M. Burkhalter ne fait qu’user de la marge de manœuvre que lui offre un concept de neutralité bien compris : un concept qui n’est jamais figé mais qui, comme la vie politique suisse elle-même, permet une adaptation constante à une réalité interne ou mondiale forcément mouvante. L’exercice n’est pas aisé, et il ne l’a jamais été. Mais c’est aussi ce qui fait la force de la Suisse.

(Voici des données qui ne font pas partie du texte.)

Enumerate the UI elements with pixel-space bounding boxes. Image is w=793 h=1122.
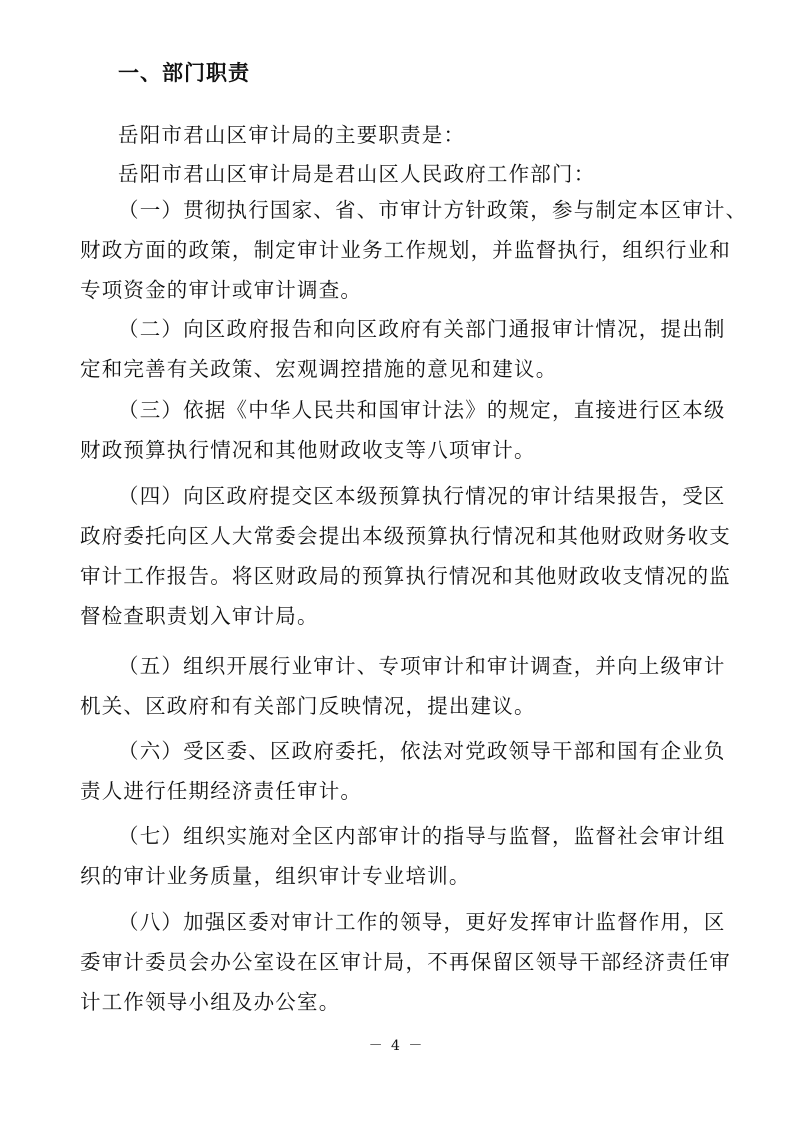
- paragraph-intro: [118, 115, 718, 155]
- page-number: － 4 －: [368, 1038, 425, 1054]
- paragraph-line: 专项资金的审计或审计调查。: [80, 278, 363, 302]
- paragraph-duty-5: [80, 646, 726, 726]
- paragraph-line: 财政预算执行情况和其他财政收支等八项审计。: [80, 438, 536, 462]
- paragraph-line: （七）组织实施对全区内部审计的指导与监督，监督社会审计组: [118, 824, 726, 848]
- paragraph-line: 织的审计业务质量，组织审计专业培训。: [80, 864, 471, 888]
- paragraph-line: 定和完善有关政策、宏观调控措施的意见和建议。: [80, 357, 558, 381]
- section-heading: 一、部门职责: [118, 61, 250, 85]
- paragraph-line: （四）向区政府提交区本级预算执行情况的审计结果报告，受区: [118, 484, 726, 508]
- paragraph-duty-8: [80, 902, 731, 1022]
- paragraph-line: 督检查职责划入审计局。: [80, 604, 319, 628]
- paragraph-line: 政府委托向区人大常委会提出本级预算执行情况和其他财政财务收支: [80, 524, 731, 548]
- paragraph-line: （五）组织开展行业审计、专项审计和审计调查，并向上级审计: [118, 654, 726, 678]
- paragraph-duty-3: [80, 390, 726, 470]
- paragraph-duty-7: [80, 816, 726, 896]
- paragraph-line: （八）加强区委对审计工作的领导，更好发挥审计监督作用，区: [118, 910, 726, 934]
- paragraph-duty-6: [80, 731, 726, 811]
- paragraph-line: 计工作领导小组及办公室。: [80, 990, 341, 1014]
- paragraph-department-role: [118, 154, 718, 194]
- paragraph-line: 审计工作报告。将区财政局的预算执行情况和其他财政收支情况的监: [80, 564, 731, 588]
- paragraph-line: 责人进行任期经济责任审计。: [80, 779, 363, 803]
- paragraph-line: 岳阳市君山区审计局是君山区人民政府工作部门：: [118, 162, 596, 186]
- paragraph-line: （三）依据《中华人民共和国审计法》的规定，直接进行区本级: [118, 398, 726, 422]
- paragraph-duty-2: [80, 309, 726, 389]
- paragraph-line: 岳阳市君山区审计局的主要职责是：: [118, 123, 466, 147]
- paragraph-line: （一）贯彻执行国家、省、市审计方针政策，参与制定本区审计、: [118, 198, 748, 222]
- paragraph-line: （六）受区委、区政府委托，依法对党政领导干部和国有企业负: [118, 739, 726, 763]
- paragraph-line: （二）向区政府报告和向区政府有关部门通报审计情况，提出制: [118, 317, 726, 341]
- paragraph-duty-4: [80, 476, 731, 636]
- paragraph-line: 机关、区政府和有关部门反映情况，提出建议。: [80, 694, 536, 718]
- paragraph-duty-1: [80, 190, 748, 310]
- paragraph-line: 委审计委员会办公室设在区审计局，不再保留区领导干部经济责任审: [80, 950, 731, 974]
- paragraph-line: 财政方面的政策，制定审计业务工作规划，并监督执行，组织行业和: [80, 238, 731, 262]
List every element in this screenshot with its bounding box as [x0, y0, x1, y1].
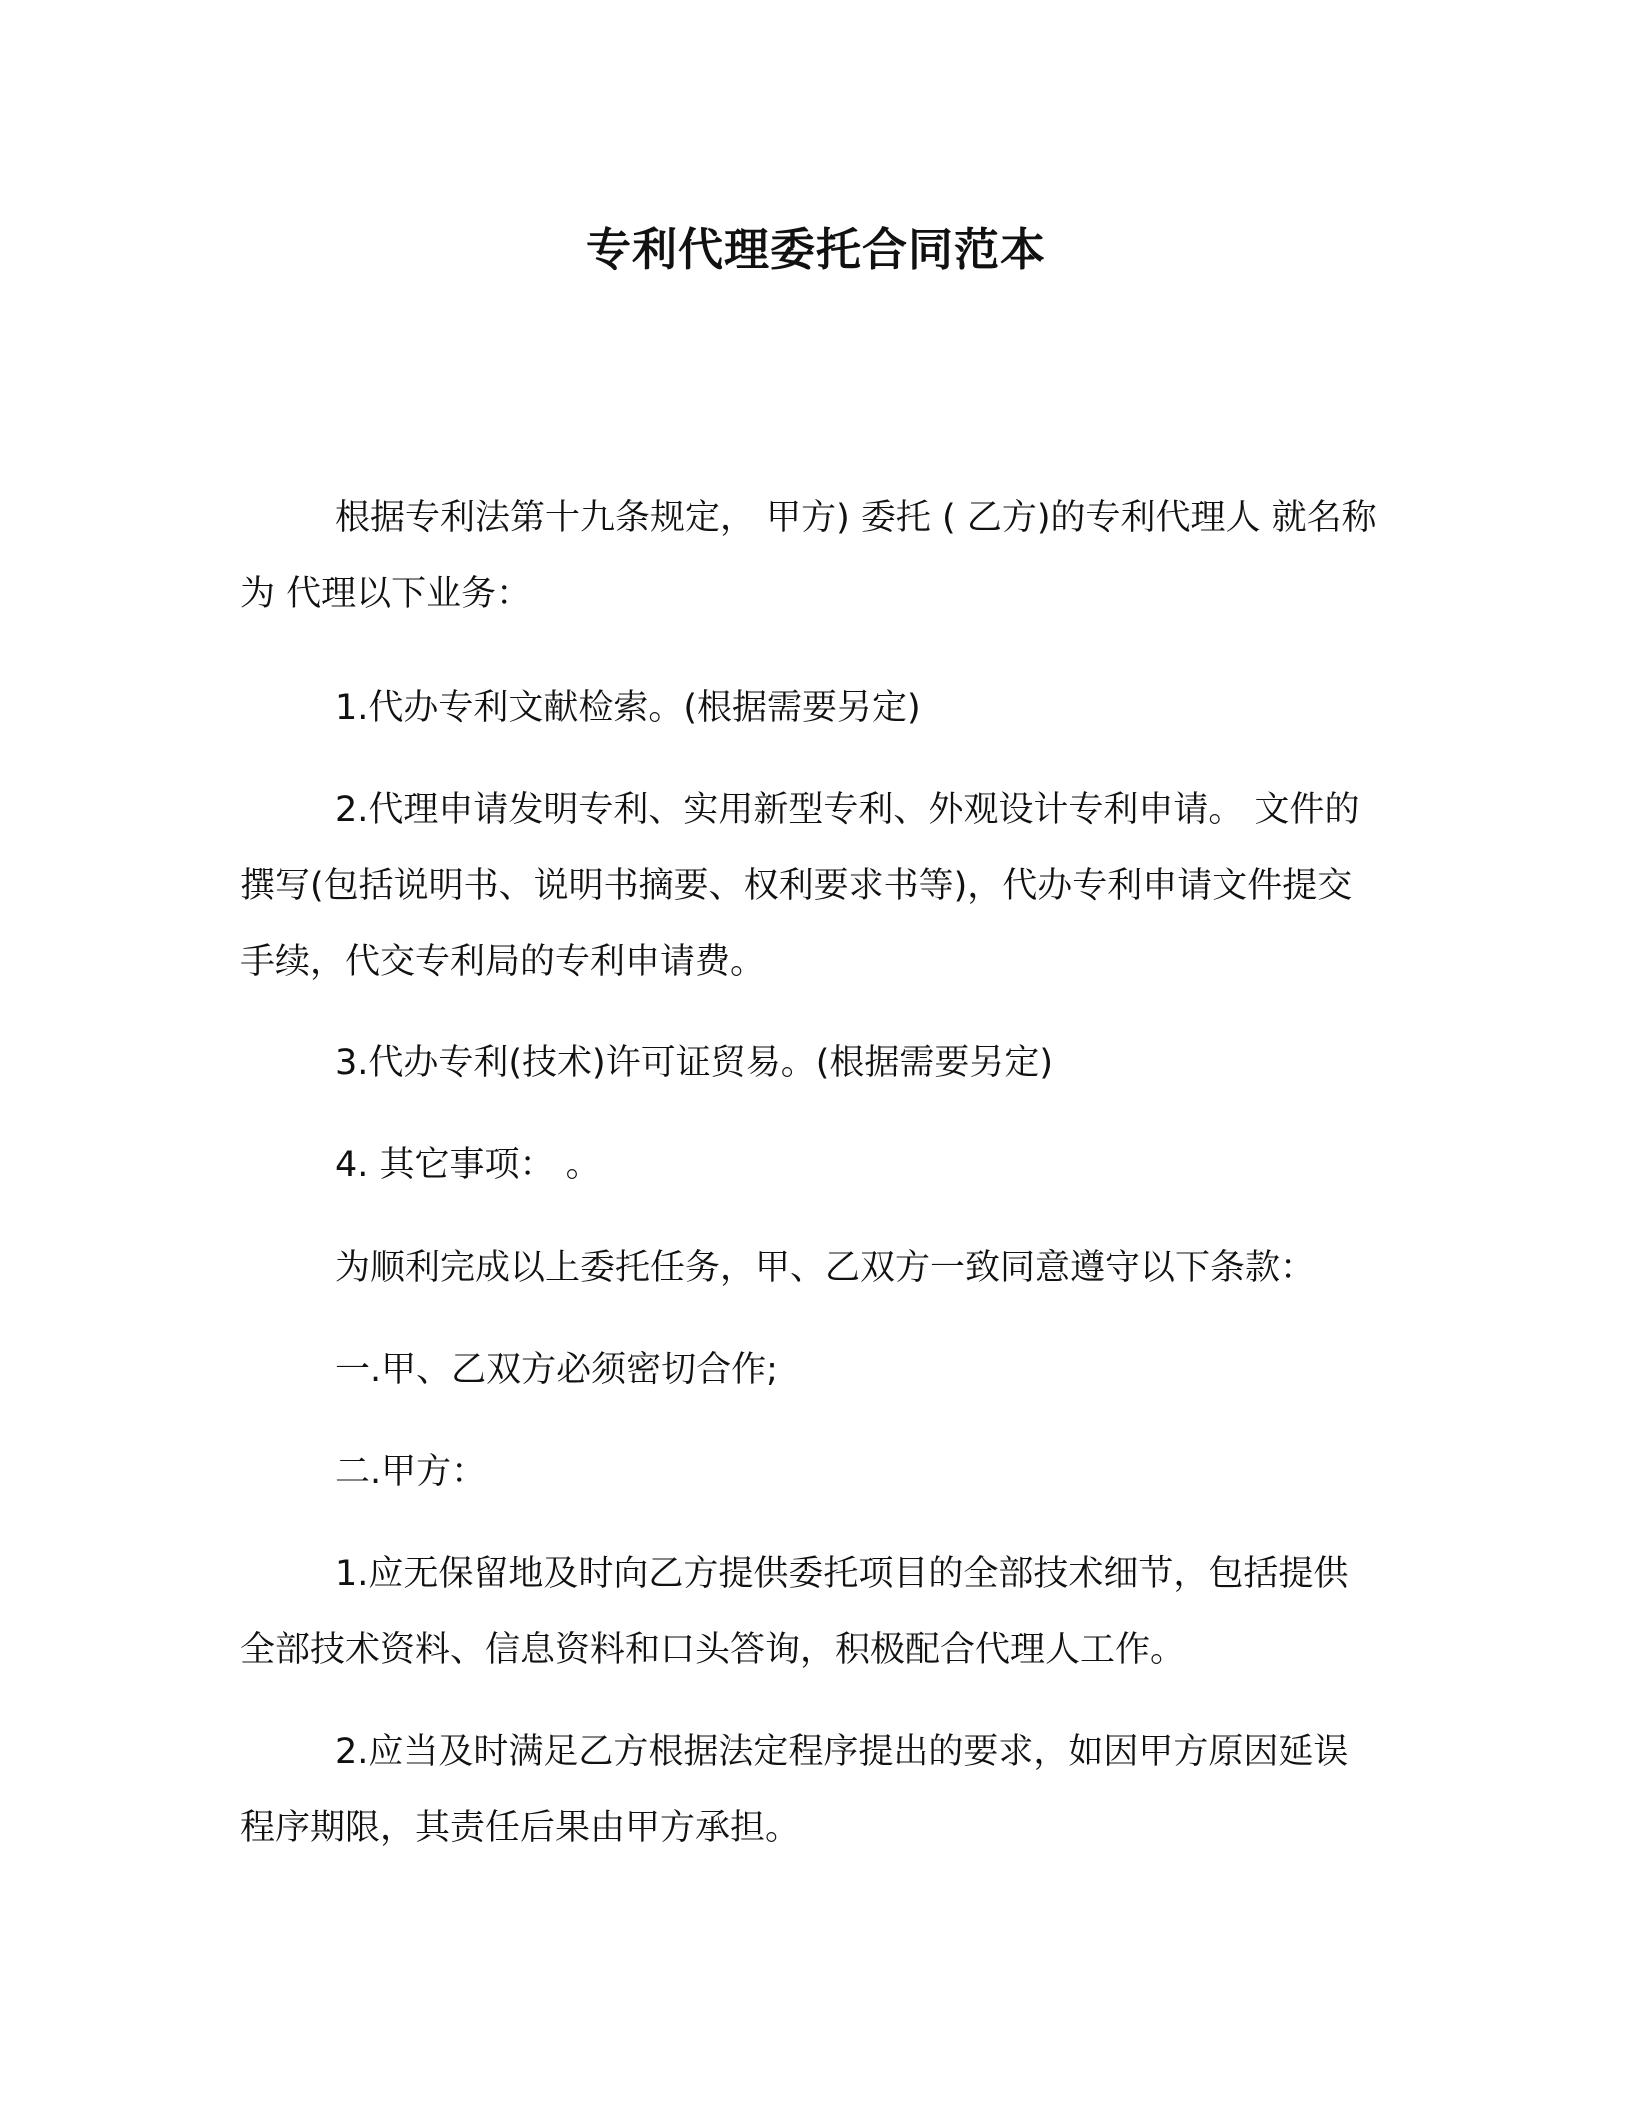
- paragraph-terms-intro: 为顺利完成以上委托任务，甲、乙双方一致同意遵守以下条款：: [335, 1248, 1316, 1288]
- paragraph-party-a-duty-2: 2.应当及时满足乙方根据法定程序提出的要求，如因甲方原因延误程序期限，其责任后果由甲方承担。: [240, 1732, 1349, 1848]
- paragraph-item-4: 4. 其它事项： 。: [335, 1145, 601, 1185]
- paragraph-item-2: 2.代理申请发明专利、实用新型专利、外观设计专利申请。 文件的撰写(包括说明书、说明书摘要、权利要求书等)，代办专利申请文件提交手续，代交专利局的专利申请费。: [240, 790, 1360, 982]
- paragraph-clause-1: 一.甲、乙双方必须密切合作;: [335, 1350, 778, 1390]
- paragraph-intro: 根据专利法第十九条规定， 甲方) 委托 ( 乙方)的专利代理人 就名称为 代理以下业务：: [240, 498, 1377, 614]
- paragraph-party-a-duty-1: 1.应无保留地及时向乙方提供委托项目的全部技术细节，包括提供全部技术资料、信息资料和口头答询，积极配合代理人工作。: [240, 1554, 1349, 1670]
- paragraph-item-1: 1.代办专利文献检索。(根据需要另定): [335, 688, 921, 728]
- paragraph-item-3: 3.代办专利(技术)许可证贸易。(根据需要另定): [335, 1043, 1054, 1083]
- document-title: 专利代理委托合同范本: [585, 223, 1046, 276]
- paragraph-clause-2: 二.甲方：: [335, 1452, 487, 1492]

M. Burkhalter l’a compris.

Olivier Meuwly, 30 mars 2014

2 commentaires

  1. Posté par Antonio Giovanni le

    Pendant que la Turquie censure et réprime, Bruxelles lui offre 4 (quatre) milliards d’euros pour faciliter son entrée ! Et ces euros là ne sont utilisés par Erdogan que pour appâter et acheter la complicité des républiques turcophones d’Asie afin de créer un grande Turquie, qui pourrait se mesurer à l’Europe et à Poutine ! Le rêve musulman de Nasser réalisé en Asie ! Voilà où vont vos impôts chers petits Européens : ils servent à faciliter les relations personnelles des gars de la Commission partout dans le monde ; ils ne servent nullement les intérêts des nations européennes..

  2. Posté par Michel de Rougemont le

    Dès que l’on expose une préférence partisane dans un conflit on abandonne le terrain de la neutralité et on s’empêche de pouvoir jouer un rôle de médiation,. Il reste possible de participer à des négociations mais cela exige une position de force qu’un pays comme la Suisse n’a pas.

    Il ne peut y avoir de neutralité “à géométrie variable” car ce sont les parties (Ukrainiens, Russie, UE, USA) qui jugent de la neutralité d’un tiers (Suisse) et non celui qui prétend l’exercer; et pour eux elle est ou elle n’est pas, et une fois qu’elle ne l’a pas été elle ne l’est plus jamais.
    C’est pourquoi la prise de position du Conseil fédéral de la semaine passée reste ambigüe et regrettable: on ne sanctionne pas mais on pourrait le faire, sous la contrainte ou en toute liberté cela n’est pas dit.

    Si la Suisse remet à plus tard la célébration des 200 ans d’amitié helvético-russe et si elle interrompt les négociations d’un traité de libre échange avec la Russie pourra-t-on prétendre agir en toute neutralité ? Et si elle le fait quand-même ? C’est un vrai dilemme.
    La seule possibilité qu’a la Suisse de se dépasser et d’avoir un rôle à jouer dans le monde est de rester crédible pour héberger des institutions comme la Croix-Rouge ou de présider et participer activement aux travaux de l’OSCE.
    S’il s’avérait que sa géométrie diplomatique est par trop variable elle perdra cette distinction stratégique et se reléguera dans l’insignifiance.